Cette chronique d’Alicia Marigoh, enseignante de français dans une école néerlandophone bruxelloise a été publiée dans La Libre le 23 novembre 2020
Imaginez ce qui s’ouvre potentiellement pour mes élèves derrière leur maîtrise de plusieurs langues.
Morgen !” est le premier mot que je prononce chaque matin depuis maintenant trois rentrées scolaires. Même s’il s’active en français à mon réveil, une fois arrivé devant le portail de l’école, mon cerveau passe automatiquement en néerlandais.
Sept heures cinquante, les premières conversations entre collègues sont un peu brumeuses mais je comprends tout ce qu’ils disent. Je reconnais désormais leurs manières de parler, leurs accents, leurs façons de rouler les “r” et leurs petits tics de langage. Au fil des années, je m’aperçois que derrière ces habitudes se cachent leur manière de penser et, tout simplement, leur manière d’être qui ils sont. Et peu à peu, en acquérant leur langue, j’ai réalisé que j’apprenais réellement à les connaître, eux.
En tant que francophone, j’ai quelque peu peiné à dompter le néerlandais. J’en connaissais beaucoup de principes théoriques, comprenant souvent mes interlocuteurs tout en étant incapable de formuler quelque réponse cohérente et bien argumentée. Pourtant, dans ma tête résonnaient souvent ces mots : “Je suis bruxelloise, j’ai grandi à Saint-Josse ; comment est-ce possible de ne pas maîtriser une langue alors même qu’elle nous a été apprise durant quatorze – longues – années ? !” Pour devenir bilingue, il faut sortir de sa zone de confort.

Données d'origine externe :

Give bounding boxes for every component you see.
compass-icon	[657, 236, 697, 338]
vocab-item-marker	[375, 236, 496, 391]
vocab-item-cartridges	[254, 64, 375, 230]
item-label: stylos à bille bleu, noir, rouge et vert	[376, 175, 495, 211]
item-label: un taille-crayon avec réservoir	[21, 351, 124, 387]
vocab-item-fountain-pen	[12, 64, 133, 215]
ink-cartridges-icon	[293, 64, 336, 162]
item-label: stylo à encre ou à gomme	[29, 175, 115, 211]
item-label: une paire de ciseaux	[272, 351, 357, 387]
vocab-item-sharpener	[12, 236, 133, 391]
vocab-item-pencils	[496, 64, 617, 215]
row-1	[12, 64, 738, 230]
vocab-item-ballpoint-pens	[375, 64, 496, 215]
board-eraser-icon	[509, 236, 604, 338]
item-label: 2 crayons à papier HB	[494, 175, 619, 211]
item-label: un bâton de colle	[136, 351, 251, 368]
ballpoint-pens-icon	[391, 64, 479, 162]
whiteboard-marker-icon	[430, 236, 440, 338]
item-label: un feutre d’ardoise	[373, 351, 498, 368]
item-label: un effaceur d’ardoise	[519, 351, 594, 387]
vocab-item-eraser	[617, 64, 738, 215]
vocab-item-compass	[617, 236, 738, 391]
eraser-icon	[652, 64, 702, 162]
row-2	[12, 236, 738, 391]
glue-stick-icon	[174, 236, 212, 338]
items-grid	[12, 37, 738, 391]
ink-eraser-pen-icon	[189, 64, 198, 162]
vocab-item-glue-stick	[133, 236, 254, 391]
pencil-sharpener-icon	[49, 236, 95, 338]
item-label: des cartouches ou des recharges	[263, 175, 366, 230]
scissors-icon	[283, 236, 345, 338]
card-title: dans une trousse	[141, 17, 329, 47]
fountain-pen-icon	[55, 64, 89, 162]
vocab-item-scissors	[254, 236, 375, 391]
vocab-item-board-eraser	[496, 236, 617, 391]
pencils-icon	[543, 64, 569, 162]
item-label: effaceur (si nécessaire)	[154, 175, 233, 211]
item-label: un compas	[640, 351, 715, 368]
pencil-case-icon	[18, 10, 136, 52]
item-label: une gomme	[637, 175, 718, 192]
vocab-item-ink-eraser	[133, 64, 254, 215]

C’est ce que j’ai choisi de faire en travaillant avec des néerlandophones et en m’immergeant dans cette langue. Je veux les comprendre et – mieux – je veux qu’ils me comprennent.
Ma première année, j’observe beaucoup. Je discute peu. Cette phase d’apprentissage était, quand j’y repense, difficile mais nécessaire. La deuxième année, je tente des blagues. Certaines fonctionnent, d’autres pas vraiment, mais je continue d’essayer ! On me donne de plus en plus de responsabilités qui me font davantage collaborer avec les acteurs de mon école et je me retrouve à devoir me faire comprendre.

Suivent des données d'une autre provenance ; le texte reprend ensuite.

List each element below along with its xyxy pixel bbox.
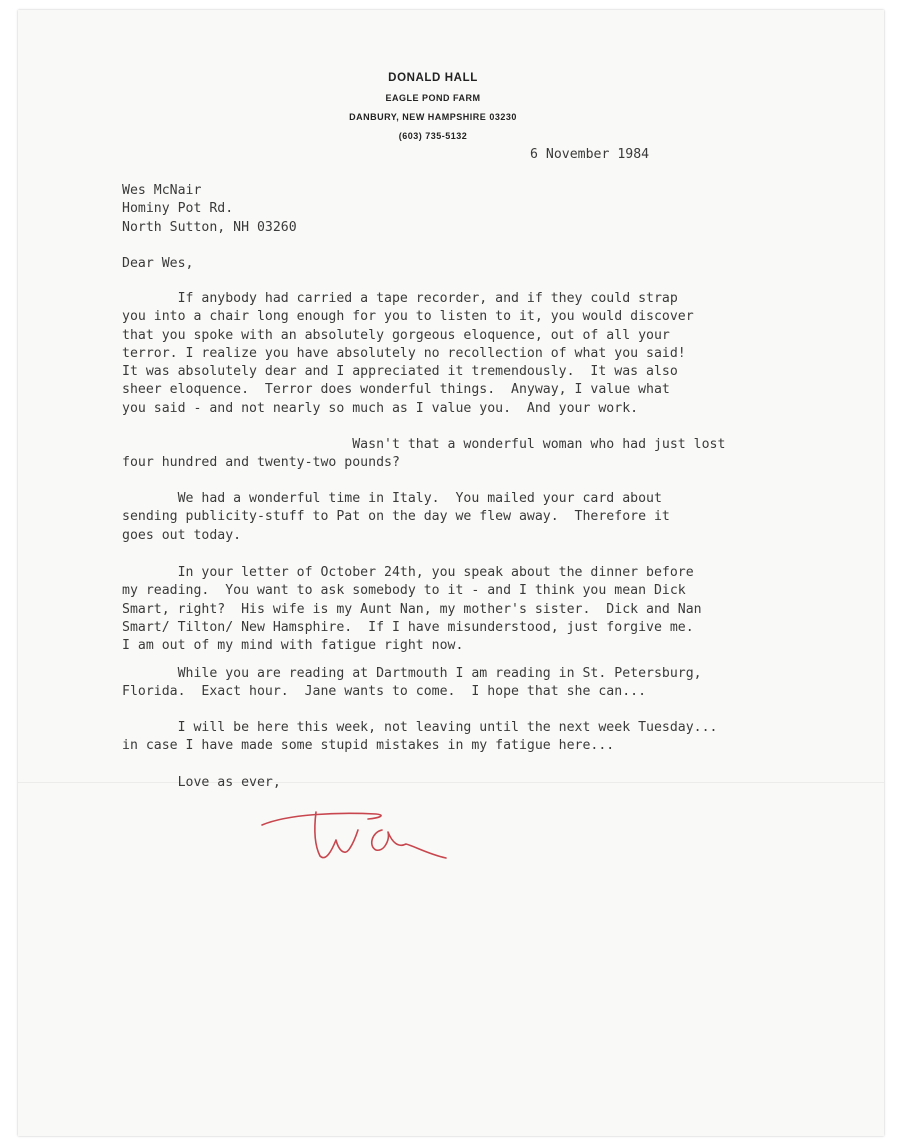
recipient-name: Wes McNair: [122, 183, 202, 198]
body-paragraph-6: I will be here this week, not leaving until the next week Tuesday... in case I have made some stupid mistakes in my fatigue here...: [122, 720, 718, 754]
closing: Love as ever,: [122, 775, 281, 790]
recipient-street: Hominy Pot Rd.: [122, 201, 234, 217]
recipient-address: [122, 182, 297, 237]
body-paragraph-3: We had a wonderful time in Italy. You mailed your card about sending publicity-stuff to Pat on the day we flew away. Therefore it goes out today.: [122, 491, 670, 543]
body-paragraph-4: In your letter of October 24th, you speak about the dinner before my reading. You want to ask somebody to it - and I think you mean Dick Smart, right? His wife is my Aunt Nan, my mother's sister. Dick and Nan Smart/ Tilton/ New Hamsphire. If I have misunderstood, just forgive me. I am out of my mind with fatigue right now.: [122, 565, 702, 654]
salutation: Dear Wes,: [122, 256, 194, 271]
letterhead-name: DONALD HALL: [388, 72, 478, 84]
recipient-city: North Sutton, NH 03260: [122, 219, 297, 235]
body-paragraph-1: If anybody had carried a tape recorder, and if they could strap you into a chair long enough for you to listen to it, you would discover that you spoke with an absolutely gorgeous eloquence, out of all your terror. I realize you have absolutely no recollection of what you said! It was absolutely dear and I appreciated it tremendously. It was also sheer eloquence. Terror does wonderful things. Anyway, I value what you said - and not nearly so much as I value you. And your work.: [122, 291, 694, 416]
letterhead-phone: (603) 735-5132: [398, 131, 468, 141]
letterhead-address: DANBURY, NEW HAMPSHIRE 03230: [349, 112, 517, 122]
body-paragraph-2: Wasn't that a wonderful woman who had just lost four hundred and twenty-two pounds?: [122, 437, 726, 471]
body-paragraph-5: While you are reading at Dartmouth I am reading in St. Petersburg, Florida. Exact hour. Jane wants to come. I hope that she can...: [122, 666, 702, 700]
letterhead-farm: EAGLE POND FARM: [385, 93, 481, 103]
handwritten-signature: [258, 800, 458, 870]
letter-date: 6 November 1984: [530, 147, 650, 162]
letterhead: [0, 72, 866, 146]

Deux ans plus tard, après beaucoup de conversations et de travail avec mes collègues, j’approche enfin de mon objectif. À tel point que, depuis peu, j’ai même quelques expressions de néerlandais qui m’échappent, malgré moi, devant les regards ébahis de mes amis. Mon intégration à l’école se passe bien et j’en prends conscience.
Il faut dire que j’ai de la chance : dans l’établissement où j’enseigne, le plurilinguisme est omniprésent. Mes élèves pratiquent en moyenne quatre à six langues par semaine chez eux et à l’école. Ils ont tellement l’habitude de jongler entre plusieurs langues que, lorsqu’ils s’expriment, j’ai parfois l’impression que celles-ci se battent en duel pour placer le plus de mots possible dans leurs phrases. Même si j’ai parfois le sentiment que cela affecte leur maîtrise des nuances, en travaillant à leur côté, j’ai également saisi l’intérêt que cela représentait pour mes élèves : il s’agit pour eux d’une richesse culturelle inestimable.
Quand je pense à mon expérience professionnelle, je constate que j’ai rencontré des personnes qui évoluent dans une culture différente de la mienne et que je n’aurais jamais pu découvrir autrement. De sorte que j’ai l’impression que j’avais jusque-là ignoré une partie non négligeable des citoyens du pays dans lequel je suis née. Je chéris réellement toutes ces rencontres qui m’ont permis d’abattre les derniers clichés qu’il me restait sur les néerlandophones. Si cette expérience est enrichissante pour moi car elle me permet d’étendre mon champ des possibles, imaginez ce qui s’ouvre potentiellement pour mes élèves. Imaginez le nombre de personnes qu’ils pourraient comprendre et avec lesquelles ils pourraient dialoguer. À leur manière, ces élèves deviendront des messagers, des interprètes et des médiateurs pour la société de demain.